Historically, that belief has had murderous consequences. “White uprisings have ousted democratically elected local governments,” says Foner. In Colfax, Louisiana, at the height of Reconstruction in 1873, southern white Democrats disputing the election of a Republican governor massacred an estimated 150 Black citizens. In 1898, white supremacists in Wilmington, North Carolina, overthrew the city’s biracial government and slaughtered as many as 300 people.
(Descendants of an Election Day massacre reflect 100 years later.)
In many cases, police have played a role, at the least in their failure to protect. “The stunning abdication of responsibilities on the part of law enforcement” at the U.S. Capitol, says Kali Gross, a professor of history at Emory University and Berry’s co-author, “shows how clearly law enforcement in this country has served a white supremacist agenda.” To Gross, the scene in Washington, D.C., in which the rioters appeared to encounter little resistance as they forced their way into the legislative building, recalled a jailhouse lynching: “The white mob shows up, and the police say go right in.”
(Tepid police response to Capitol breach emphasizes ‘power of whiteness in America.’)
Non-white demonstrators have historically experienced far harsher treatment. Police infamously unleashed dogs and fire hoses on peaceful civil rights protestors in the 1960s. Kruse points out that a 1967 protest at the California statehouse by armed members of the Black Panthers, who didn’t break any laws, so frightened then-governor Ronald Reagan and members of the NRA that the conservative stalwarts cracked down on gun control.
But as more people witness these events on live-streaming news, a growing awareness of racial bias within police forces has fueled urgent calls for action. The violent response over the summer to Black Lives Matter advocates alarmed many observers.
While history may indeed provide some precedent for what happened at the U.S. Capitol on January 6, it can’t tell us what happens next. For guidance, Foner turns to Abraham Lincoln who, in his Lyceum address, warned that “if destruction be our lot, we must ourselves be its author and finisher.” Or, as Foner puts it, “The danger to democracy is within.”

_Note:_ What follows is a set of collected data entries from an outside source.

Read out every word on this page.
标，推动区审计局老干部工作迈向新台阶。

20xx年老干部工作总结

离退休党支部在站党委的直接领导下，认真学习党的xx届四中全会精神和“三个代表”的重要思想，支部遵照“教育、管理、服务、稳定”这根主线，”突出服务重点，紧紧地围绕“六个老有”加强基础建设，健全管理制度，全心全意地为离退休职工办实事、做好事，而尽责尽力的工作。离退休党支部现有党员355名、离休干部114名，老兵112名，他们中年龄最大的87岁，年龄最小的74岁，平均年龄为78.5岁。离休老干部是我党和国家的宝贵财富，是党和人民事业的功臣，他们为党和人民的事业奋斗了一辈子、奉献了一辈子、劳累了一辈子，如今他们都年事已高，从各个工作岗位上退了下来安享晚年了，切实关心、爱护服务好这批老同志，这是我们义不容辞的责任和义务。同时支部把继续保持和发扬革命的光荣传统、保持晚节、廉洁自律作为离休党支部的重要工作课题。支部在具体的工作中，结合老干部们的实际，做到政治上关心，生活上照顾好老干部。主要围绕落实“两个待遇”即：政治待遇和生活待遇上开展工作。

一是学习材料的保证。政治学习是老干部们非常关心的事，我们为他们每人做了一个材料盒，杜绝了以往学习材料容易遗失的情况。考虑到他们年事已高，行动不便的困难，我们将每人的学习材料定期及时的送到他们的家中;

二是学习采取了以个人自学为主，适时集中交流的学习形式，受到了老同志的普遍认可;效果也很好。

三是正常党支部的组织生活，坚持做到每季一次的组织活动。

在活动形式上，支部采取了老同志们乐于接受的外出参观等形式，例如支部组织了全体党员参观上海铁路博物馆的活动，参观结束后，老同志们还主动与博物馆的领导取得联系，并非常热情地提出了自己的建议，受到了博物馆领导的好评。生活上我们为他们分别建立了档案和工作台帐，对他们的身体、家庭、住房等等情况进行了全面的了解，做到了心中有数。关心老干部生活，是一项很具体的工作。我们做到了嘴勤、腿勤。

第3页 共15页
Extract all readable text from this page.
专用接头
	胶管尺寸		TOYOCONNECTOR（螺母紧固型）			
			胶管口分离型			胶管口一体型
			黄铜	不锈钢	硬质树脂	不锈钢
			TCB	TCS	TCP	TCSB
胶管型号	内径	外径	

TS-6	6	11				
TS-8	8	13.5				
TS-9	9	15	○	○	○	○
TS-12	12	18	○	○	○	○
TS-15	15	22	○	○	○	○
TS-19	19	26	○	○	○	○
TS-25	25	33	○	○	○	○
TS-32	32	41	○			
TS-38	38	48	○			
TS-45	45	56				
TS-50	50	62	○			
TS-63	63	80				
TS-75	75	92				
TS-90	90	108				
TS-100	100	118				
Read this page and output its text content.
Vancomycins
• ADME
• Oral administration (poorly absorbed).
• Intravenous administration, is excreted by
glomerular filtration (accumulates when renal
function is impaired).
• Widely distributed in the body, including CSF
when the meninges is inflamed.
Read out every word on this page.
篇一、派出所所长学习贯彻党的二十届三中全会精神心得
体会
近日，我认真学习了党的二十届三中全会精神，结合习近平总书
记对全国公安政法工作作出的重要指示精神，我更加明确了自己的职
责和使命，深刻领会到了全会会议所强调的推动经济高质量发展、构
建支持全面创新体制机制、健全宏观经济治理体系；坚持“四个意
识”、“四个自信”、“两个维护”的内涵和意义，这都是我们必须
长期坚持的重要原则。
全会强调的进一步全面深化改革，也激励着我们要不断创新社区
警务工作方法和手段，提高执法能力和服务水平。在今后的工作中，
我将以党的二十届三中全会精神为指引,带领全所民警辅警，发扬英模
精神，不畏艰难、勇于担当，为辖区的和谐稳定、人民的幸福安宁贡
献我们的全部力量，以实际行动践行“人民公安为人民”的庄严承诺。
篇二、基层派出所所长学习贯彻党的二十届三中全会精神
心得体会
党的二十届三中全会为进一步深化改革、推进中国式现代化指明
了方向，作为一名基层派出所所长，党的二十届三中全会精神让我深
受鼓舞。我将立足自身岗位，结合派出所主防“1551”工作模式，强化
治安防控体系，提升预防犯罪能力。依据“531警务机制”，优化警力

But so is democracy’s strength, argues Berry, citing the election of Georgia’s first Black and first Jewish senators. “Someone like [voting rights activist] Stacey Abrams gives me hope and reminds me of someone like [civil rights activist] Fannie Lou Hamer who reminds me of someone like [civil rights activist] Ida B. Wells,” she says. “I am hopeful that there are people who are ready to sit down at the table and make changes.”